The Students

Nick Bayhi
Hometown:Somerville, MA
Education:Tufts University
Email:bayhi@uchicago.edu
Mentor: Wei Jen Tang
The Big Picture
I'm using coarse-grained molecular dynamics simulations to inform how to engineer substrate specificity into enzymes.
Proteins are large, dynamic molecules. Enzymes, especially, often undergo large conformational changes as they carry out their function. These motions and complexity make it difficult to rationally engineer desired functions into these molecules. An integrative structural approach can help us understand which parts of the enzyme are most important to its function, but it is slow and expensive to iteratively prototype variants of interest. Molecular dynamics simulations can help: we can simulation known, functionally-important motions, and then systematically observe how mutations in silico affect those motions.

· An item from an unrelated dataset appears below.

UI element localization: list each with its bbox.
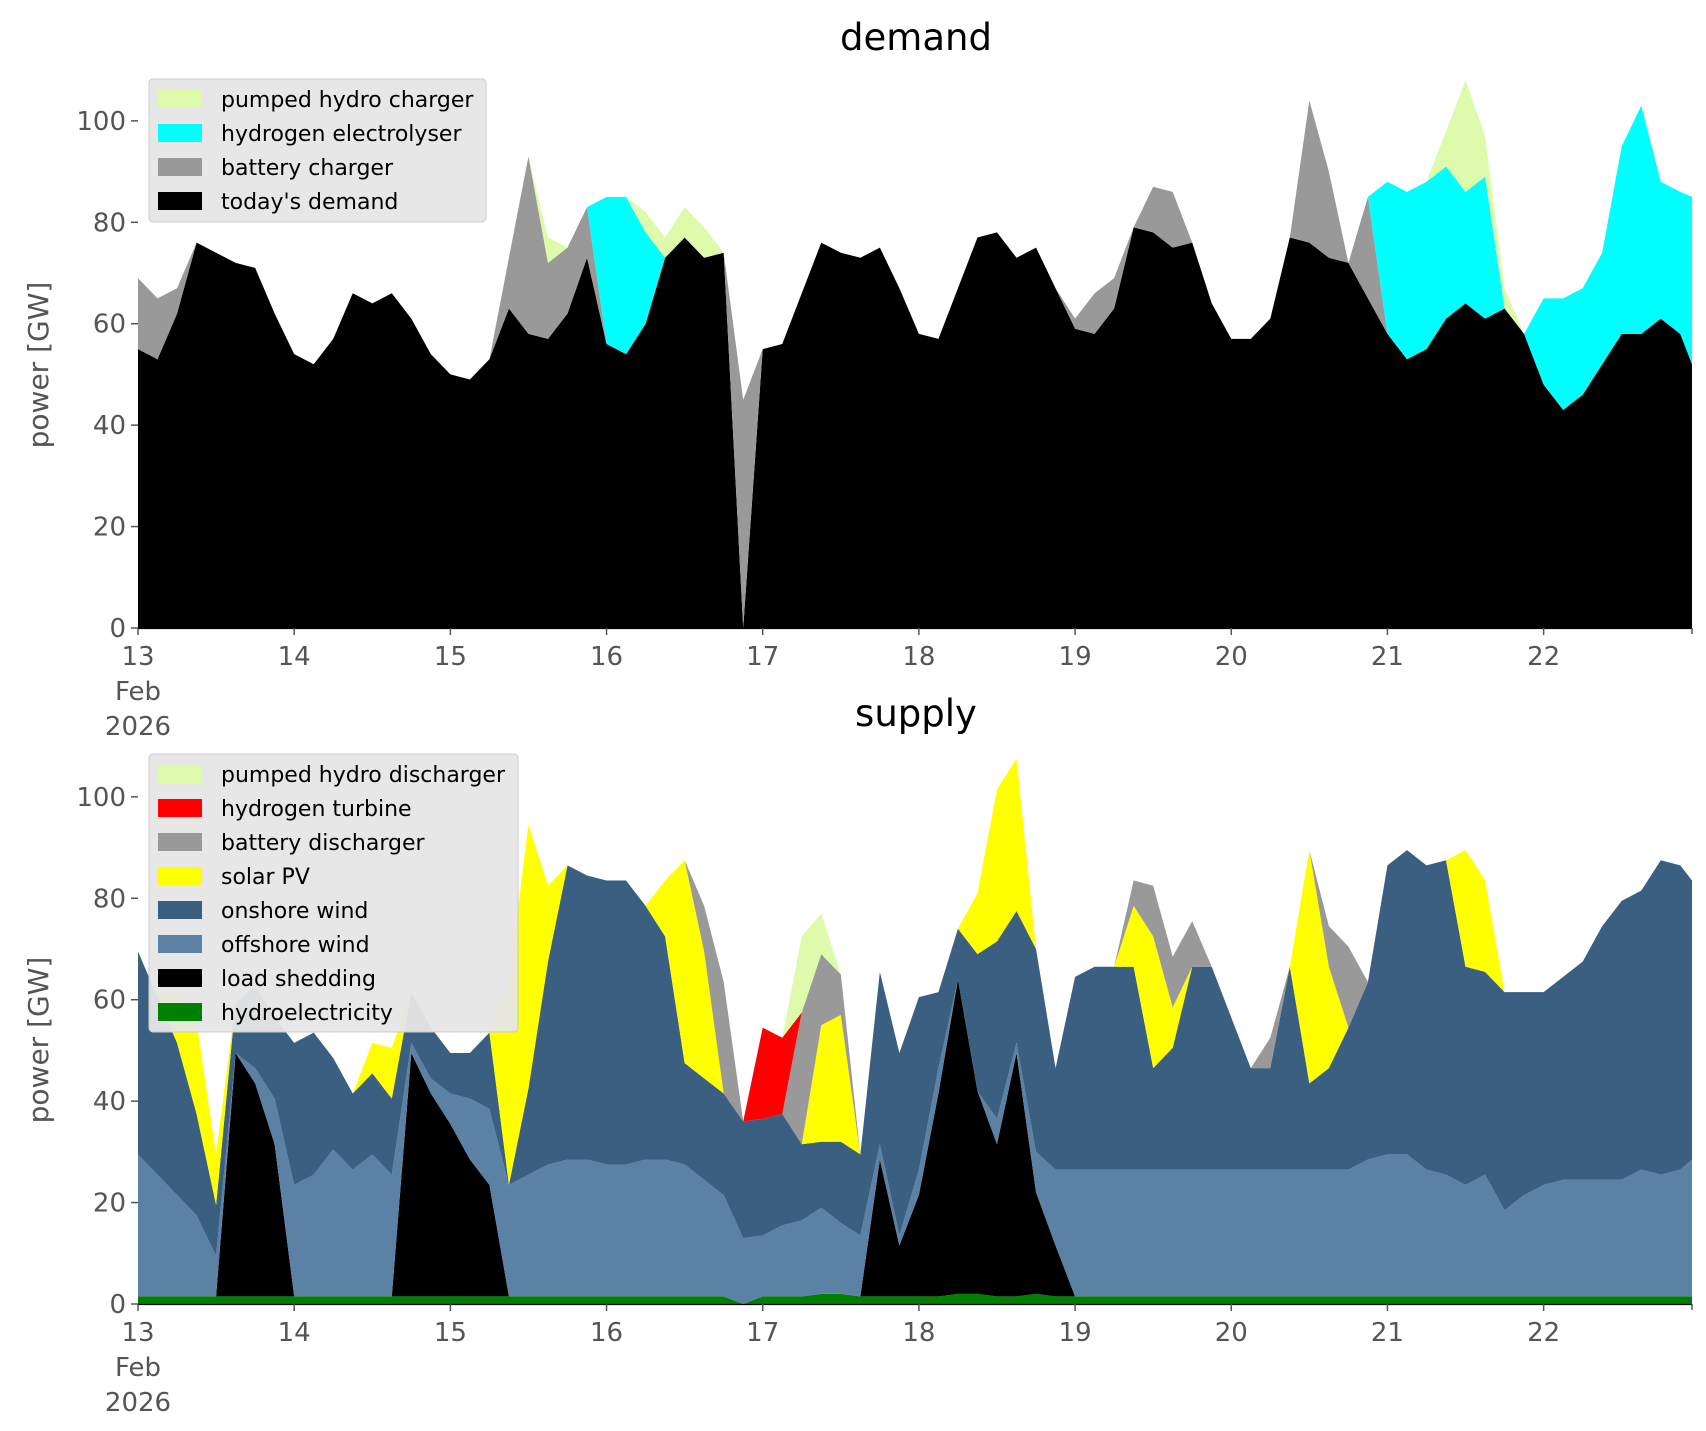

I'm applying this approach to engineer substrate-specific cryptidase enzymes. Cryptidases are a class of enzyme with a hollow core in which they capture, unfold, and degrade various biologically-significant peptide substrates, including insulin, amyloid beta, and big endothelin. These substrates have made cryptidases an exciting target for clinical intervention, but their substrate promiscuity has made it difficult to convert on this promise. It is my hope that robust simulations of enzyme activity against their diverse substrates will reveal key interactions that can be varied to create single-substrate-selective versions of these enzymes, which could eventually be applied clinically to help patients with Alzheimer's disease, diabetes, and more.